Assignment #1 - AES ECB
Points: 10 points
Responsible contact: Ján Jančár <445358@mail.muni.cz>
ECB (Electronic Codebook) mode is an encryption mode for block ciphers which encrypts each plaintext block independently. It requires that the input length is a multiple of the block size. An important property of ECB is that when a plaintext block repeats the corresponding ciphertext blocks also repeat.
Task
You will have access to an ECB encryption function using the AES block cipher
(running on our server) in which your input is prepended to a secret message, this data is then
zero-padded on the right to the closest multiple of AES block length. Your goal is to obtain the secret
message that is appended to your data before it is encrypted. This secret message consists of four
English words separated by spaces (i.e. characters matching the regular expression [a-z ] in ASCII).
The padding is the zero byte, not the ASCII value for the character zero.
AES
AES is a block cipher with block length of 16 bytes (or 128 bits). There are three variants of AES:
- AES-128
- AES-192
- AES-256
where the 128, 192 and 256 refer to the size of the key used (not to the block length, which is constant at 128 for all AES variants). This task uses AES-128, but that is not really important for the solution.
Example
The following is a Python code example which implements the encryption on the side of the server.
# Uses the pycryptodome package.
from Crypto.Cipher import AES
KEY = b"..."
SECRET = b"..."
def encrypt(data):
# Create a cipher object.
cipher = AES.new(key=KEY, mode=AES.MODE_ECB)
# Pad the plaintext at the end with \x00 so that it is a multiple of AES block size.

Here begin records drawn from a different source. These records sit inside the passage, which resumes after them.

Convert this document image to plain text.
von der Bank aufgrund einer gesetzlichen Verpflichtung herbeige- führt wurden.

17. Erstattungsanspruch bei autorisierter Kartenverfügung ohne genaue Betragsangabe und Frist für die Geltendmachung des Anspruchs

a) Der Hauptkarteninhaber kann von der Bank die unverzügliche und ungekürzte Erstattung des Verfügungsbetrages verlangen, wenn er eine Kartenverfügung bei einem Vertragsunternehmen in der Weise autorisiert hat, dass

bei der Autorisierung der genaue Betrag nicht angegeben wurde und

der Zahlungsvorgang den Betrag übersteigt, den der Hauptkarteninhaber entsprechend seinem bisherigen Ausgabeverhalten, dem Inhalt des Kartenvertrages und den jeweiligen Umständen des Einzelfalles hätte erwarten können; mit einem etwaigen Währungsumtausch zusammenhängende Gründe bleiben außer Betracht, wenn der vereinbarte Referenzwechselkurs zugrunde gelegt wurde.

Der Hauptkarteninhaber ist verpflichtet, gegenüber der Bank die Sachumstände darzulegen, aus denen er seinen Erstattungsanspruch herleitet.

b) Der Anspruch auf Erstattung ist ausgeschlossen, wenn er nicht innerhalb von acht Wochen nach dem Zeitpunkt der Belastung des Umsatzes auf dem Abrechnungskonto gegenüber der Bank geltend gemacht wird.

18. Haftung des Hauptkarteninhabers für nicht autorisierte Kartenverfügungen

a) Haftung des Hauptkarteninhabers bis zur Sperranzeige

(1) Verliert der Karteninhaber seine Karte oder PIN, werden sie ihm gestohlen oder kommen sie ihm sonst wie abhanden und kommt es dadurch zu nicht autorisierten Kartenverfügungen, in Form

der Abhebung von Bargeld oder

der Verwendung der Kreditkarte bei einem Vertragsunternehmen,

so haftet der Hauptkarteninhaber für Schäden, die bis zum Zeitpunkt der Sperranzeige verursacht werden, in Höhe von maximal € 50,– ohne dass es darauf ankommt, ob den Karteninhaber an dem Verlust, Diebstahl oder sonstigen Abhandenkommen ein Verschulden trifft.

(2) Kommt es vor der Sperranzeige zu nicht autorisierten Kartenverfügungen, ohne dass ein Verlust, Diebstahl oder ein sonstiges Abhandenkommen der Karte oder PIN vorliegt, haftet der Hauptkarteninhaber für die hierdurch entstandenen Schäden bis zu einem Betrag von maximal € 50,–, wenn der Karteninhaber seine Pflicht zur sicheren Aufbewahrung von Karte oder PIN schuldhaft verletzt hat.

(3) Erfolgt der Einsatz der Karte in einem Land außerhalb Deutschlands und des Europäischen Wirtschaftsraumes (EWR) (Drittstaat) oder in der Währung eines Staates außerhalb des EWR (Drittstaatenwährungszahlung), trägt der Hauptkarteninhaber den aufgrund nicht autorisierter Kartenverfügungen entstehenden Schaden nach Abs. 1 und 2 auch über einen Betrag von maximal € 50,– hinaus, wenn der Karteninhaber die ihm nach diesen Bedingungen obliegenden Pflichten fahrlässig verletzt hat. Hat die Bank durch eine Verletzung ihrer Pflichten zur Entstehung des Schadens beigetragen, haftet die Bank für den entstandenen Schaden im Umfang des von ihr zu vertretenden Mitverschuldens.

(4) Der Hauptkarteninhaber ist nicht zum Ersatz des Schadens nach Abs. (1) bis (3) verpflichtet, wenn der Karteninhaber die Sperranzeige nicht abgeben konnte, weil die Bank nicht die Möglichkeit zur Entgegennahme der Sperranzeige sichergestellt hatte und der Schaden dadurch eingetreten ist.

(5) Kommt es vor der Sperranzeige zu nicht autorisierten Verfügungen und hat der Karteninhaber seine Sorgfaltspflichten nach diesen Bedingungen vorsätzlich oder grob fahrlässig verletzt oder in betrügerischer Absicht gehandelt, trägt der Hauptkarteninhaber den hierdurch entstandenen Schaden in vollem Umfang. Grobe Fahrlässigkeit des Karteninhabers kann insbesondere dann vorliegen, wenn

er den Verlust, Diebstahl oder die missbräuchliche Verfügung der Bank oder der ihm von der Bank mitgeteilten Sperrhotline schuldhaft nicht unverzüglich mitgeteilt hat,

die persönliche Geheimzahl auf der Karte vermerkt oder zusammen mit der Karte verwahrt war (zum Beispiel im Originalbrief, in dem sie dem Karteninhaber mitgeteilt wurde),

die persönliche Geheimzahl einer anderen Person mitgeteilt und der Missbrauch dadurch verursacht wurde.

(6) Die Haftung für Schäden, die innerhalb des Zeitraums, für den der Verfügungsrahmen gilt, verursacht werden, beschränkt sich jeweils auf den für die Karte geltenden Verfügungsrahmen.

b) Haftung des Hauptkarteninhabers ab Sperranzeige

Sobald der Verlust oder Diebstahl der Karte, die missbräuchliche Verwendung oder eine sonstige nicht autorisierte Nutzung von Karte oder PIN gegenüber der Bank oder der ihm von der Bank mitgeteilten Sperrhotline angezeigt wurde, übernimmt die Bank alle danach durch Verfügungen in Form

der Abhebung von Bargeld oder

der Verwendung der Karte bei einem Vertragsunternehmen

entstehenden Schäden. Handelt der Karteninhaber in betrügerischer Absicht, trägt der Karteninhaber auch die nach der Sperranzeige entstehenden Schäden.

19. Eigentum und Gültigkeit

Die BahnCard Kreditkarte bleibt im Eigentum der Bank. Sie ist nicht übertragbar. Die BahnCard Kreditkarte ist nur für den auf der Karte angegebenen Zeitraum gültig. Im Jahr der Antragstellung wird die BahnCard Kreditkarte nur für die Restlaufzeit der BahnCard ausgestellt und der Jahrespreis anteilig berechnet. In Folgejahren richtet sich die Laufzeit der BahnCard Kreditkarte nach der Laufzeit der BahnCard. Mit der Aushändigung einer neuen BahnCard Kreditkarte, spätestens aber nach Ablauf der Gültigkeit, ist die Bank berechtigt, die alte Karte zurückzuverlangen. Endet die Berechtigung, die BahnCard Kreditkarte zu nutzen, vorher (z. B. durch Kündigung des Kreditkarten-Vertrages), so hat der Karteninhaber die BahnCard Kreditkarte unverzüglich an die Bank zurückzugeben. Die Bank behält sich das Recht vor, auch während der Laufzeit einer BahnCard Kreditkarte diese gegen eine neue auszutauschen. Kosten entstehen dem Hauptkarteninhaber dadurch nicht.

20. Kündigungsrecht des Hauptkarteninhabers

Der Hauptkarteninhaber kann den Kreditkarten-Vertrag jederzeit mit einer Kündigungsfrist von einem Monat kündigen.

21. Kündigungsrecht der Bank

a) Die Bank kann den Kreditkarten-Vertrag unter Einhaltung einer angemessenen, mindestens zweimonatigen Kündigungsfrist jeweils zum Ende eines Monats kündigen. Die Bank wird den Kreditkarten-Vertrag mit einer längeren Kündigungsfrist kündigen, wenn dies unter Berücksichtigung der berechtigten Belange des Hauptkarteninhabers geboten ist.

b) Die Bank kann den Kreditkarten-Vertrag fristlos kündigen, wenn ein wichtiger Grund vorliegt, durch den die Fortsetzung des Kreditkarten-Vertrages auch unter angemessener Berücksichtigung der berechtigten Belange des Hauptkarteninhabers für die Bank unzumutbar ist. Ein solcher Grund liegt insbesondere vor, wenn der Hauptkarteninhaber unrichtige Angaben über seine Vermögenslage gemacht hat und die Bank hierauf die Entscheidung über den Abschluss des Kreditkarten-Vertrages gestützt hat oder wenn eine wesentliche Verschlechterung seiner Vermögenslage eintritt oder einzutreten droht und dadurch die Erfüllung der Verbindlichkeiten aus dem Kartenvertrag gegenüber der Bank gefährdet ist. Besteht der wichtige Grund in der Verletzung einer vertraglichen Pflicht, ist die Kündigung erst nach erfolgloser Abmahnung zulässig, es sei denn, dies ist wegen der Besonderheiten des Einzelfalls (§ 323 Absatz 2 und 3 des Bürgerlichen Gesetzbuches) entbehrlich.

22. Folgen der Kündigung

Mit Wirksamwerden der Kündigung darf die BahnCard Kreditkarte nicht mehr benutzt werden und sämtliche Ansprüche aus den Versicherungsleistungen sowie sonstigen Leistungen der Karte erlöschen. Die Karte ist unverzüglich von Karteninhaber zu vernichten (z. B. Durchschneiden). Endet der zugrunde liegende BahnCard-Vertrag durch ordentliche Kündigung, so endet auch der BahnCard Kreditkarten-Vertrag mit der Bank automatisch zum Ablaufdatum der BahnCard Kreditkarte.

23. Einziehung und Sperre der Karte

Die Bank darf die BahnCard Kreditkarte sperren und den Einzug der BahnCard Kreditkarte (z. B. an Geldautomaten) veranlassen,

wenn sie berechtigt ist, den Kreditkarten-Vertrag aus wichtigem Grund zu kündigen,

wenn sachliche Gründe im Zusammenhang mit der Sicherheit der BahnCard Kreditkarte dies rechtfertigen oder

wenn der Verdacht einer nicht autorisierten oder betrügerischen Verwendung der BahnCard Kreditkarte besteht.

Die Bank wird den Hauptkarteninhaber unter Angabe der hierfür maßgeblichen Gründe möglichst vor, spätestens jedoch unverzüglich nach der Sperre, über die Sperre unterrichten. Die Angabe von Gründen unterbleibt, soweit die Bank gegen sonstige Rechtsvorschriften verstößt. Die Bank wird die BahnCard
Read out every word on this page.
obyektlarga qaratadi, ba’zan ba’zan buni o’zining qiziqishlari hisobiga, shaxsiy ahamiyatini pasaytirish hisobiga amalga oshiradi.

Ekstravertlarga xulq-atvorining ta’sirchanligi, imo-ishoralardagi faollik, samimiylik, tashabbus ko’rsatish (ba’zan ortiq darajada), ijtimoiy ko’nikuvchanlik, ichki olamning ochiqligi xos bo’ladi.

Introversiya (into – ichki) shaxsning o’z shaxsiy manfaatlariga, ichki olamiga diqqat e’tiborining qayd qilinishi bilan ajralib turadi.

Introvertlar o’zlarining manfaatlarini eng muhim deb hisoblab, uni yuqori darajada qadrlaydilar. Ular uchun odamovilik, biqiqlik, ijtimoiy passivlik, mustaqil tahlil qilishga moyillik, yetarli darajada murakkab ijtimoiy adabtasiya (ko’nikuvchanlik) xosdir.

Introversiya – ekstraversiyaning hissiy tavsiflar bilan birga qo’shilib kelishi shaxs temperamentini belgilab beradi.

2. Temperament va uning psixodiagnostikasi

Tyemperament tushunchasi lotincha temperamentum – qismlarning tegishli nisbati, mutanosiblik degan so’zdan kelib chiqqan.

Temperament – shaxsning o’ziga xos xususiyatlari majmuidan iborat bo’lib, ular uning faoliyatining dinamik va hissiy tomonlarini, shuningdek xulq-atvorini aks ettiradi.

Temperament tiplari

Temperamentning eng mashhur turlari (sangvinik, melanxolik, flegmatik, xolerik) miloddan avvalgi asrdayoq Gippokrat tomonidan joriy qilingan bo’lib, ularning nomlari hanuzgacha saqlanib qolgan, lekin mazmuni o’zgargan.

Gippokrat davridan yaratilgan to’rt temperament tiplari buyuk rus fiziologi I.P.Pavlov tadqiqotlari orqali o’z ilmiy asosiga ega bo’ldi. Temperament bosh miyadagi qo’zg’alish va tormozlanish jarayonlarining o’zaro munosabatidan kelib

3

if len(data + SECRET) % AES.block_size != 0:
pad = b"\0" * (AES.block_size - (len(data + SECRET) % AES.block_size))
else:
pad = b""
padded = data + SECRET + pad
# Encrypt the padded message
encrypted = cipher.encrypt(padded)
return encryptedHint
An interesting aspect of AES-ECB is that the adversary can detect when two or more plaintext blocks are the same, just by looking at ciphertext blocks, since the ciphertext blocks will also be the same. During this task you will work and obtain the plaintext secret byte-by-byte.
API
The API consists of two endpoints: a test one for testing out your solution which gives you the plaintext with the secret as well, and an encrypt endpoint which uses the real secret (and a different key).
You can find a minimal working example of interacting with the endpoints in Python here.
Request
Encrypt the plaintext using a test key.
Method: POST
Body: JSON (application/json) dictionary with one key "data" containing a hexadecimal plaintext message.
Response
JSON dictionary with two keys: "ciphertext" containing a hexadecimal-encoded ciphertext and "plaintext" containing a hexadecimal-encoded plaintext message (with the secret message appended and padded).
Request
Encrypt the plaintext using the real key.
Method: POST
Body: JSON (application/json) dictionary with one key "data" containing a hexadecimal plaintext message.
Response
JSON dictionary with one key: "ciphertext" containing a hexadecimal-encoded ciphertext.
Submission
You should submit a zip-file containing three things:
- A solution.txt file that contains the secret message you
were
supposed to obtain (i.e. it has four space-separated words in ASCII on one line).
- Do not put the words on separate lines.
- Do not put tabs or many spaces between the words.
- A description.txt file that contains your description of how you solved the task (i.e. what you did in order to obtain the secret message, how you came up with it, etc.). Please keep the descriptions reasonably short and clear (4-5 paragraphs should be enough).
- A code directory that contains any source code used in solving the task.
Grading
The recovery of the correct secret message is worth 7 points, with the description worth the remaining 3 points. However, a submission with just the secret message and no description is worth 0 points. Not conforming to the above format of the solution leads to a -0.5 point penalty.